Achik Kerib, de Paradjanov, ou la fonction
poétique du langage cinématographique

- Marion Poirson-Dechonne
_______________________________

pages 1 2 3 4 5

fig2

Fig. 2. S. Paradjanov, Achik Kerib, 1988

 

fig3

Fig. 3. S. Paradjanov, Achik Kerib, 1988

Le cinéma de Paradjanov s’apparente à des images de rêve. L’esthétique du collage qui est la sienne, en associant des éléments inattendus, suscite une étrangeté proche de celle de l’univers onirique. Cet onirisme intervient plus particulièrement dans les séquences qui s’éloignent du récit de Lermontov et qui sont liées par une thématique commune, comme celles du mariage des aveugles puis des sourds-muets, deux noces unissant des personnes affligées d’un handicap, qui rappellent le désir contrarié des amoureux. Ces deux séquences de mariage, traitées un peu différemment, s’ouvrent toutes deux sur l’image du poète endormi. Dans la première, il se trouve dans une bergerie. Des flots de fumée créent une sensation d’évanescence. La bande-son apparaît brouillée, deux voix se mélangent, associées à la musique acousmatique et aux bêlements des brebis. Dans la seconde, des plans rapprochés, le visage du poète s’endormant, puis avec les yeux fermés, connotent le sommeil. Lorsque Achik est interpellé par deux crieurs, juchés sur des ânes, sortes de figures angéliques qui se servent de coquillages comme de porte-voix, et le somment de se rendre à un mariage, il paraît s’éveiller.

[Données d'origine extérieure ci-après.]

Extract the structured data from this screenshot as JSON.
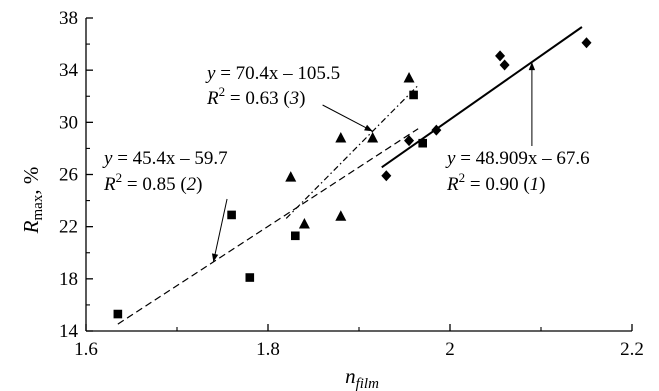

Le décor demeure assez étrange : la première cérémonie intervient dans un cimetière, la seconde au bord d’une cascade. La cécité est signifiée par le noir des accessoires et des costumes (les mariés portent du blanc), la présence de la mort, et les bandeaux incrustés d’étranges bijoux à la place des yeux. La gestuelle des personnages qui se lèvent de table pourrait constituer une citation du tableau de Bruegel, La Parabole des aveugles (fig. 2). A certains moments, la continuité spatiale s’interrompt (la mariée, portée par le marié, semble se trouver debout dans un des plans suivants : la tête de la jeune femme, qui fait face au visage du poète, apparaît ensuite dans le champ, puis un plan d’ensemble la montre debout). Les changements de vêtements d’Achik, que la trahison a dépouillé de toutes ses possessions matérielles, intriguent. Dans la séquence des sourds-muets, qui commence avec la reprise de l’image des crieurs, le langage des signes se substitue à la parole, mais Achik joue du saaz comme si les convives entendaient. L’accent est moins mis sur la logique des actions que sur les rythmes plastiques, les lumières et les couleurs. La caméra opère des recadrages. La mutité et la surdité sont figurées par le silence des personnages. Comme dans la séquence précédente, l’atmosphère demeure étrange. Cet irréalisme se manifeste dans les déplacements des groupes, presque chorégraphiques, la mise en espace de la position des corps et leur filmage.

Mais en fait, c’est toute la construction du film qui, avec l’énonciation, participe de cette étrangeté, en jouant sur le redoublement de la voix (l’une in et l’autre off), sur la dualité narrative, avec ces deux figures de poètes, redoublées par les deux figures énonciatives qui jalonnent le récit et ponctuent son déroulement, en annonçant les événements, mettant en garde le protagoniste ou lui donnant des ordres, tel un avatar de chœur antique. Le texte filmique est tissé de multiples éléments oniriques, qui se substituent à la narration de Lermontov pour proposer une alternative. Ces passages de rêve ressortissent à une organisation thématique, qui privilégie moins l’histoire racontée que la déclinaison d’un motif, réfléchissant le film, dans une juxtaposition qui n’est pas sans rappeler, pour reprendre une expression de Tom Gunning [15], le montage discontinu des premiers temps du cinéma. Le cinéaste renouvelle la forme d’une manière assez proche de celle qu’utilisait la poésie, redonnant aux mots leur sens originel. Ici, c’est le montage des origines qui se trouve réactivé. Ce qui nous paraît étrange, c’est sa dimension asyndétique, que Gunning comparait à celle de l’épopée médiévale ; elle contribue au climat onirique, tout comme le filmage du regard et du corps du poète. Représenté tantôt dormant, tantôt les yeux grands ouverts, il figure le rêveur dans tous ses états. Lorsqu’il rêve éveillé, il adopte une posture qui pourrait renvoyer au rêve du spectateur.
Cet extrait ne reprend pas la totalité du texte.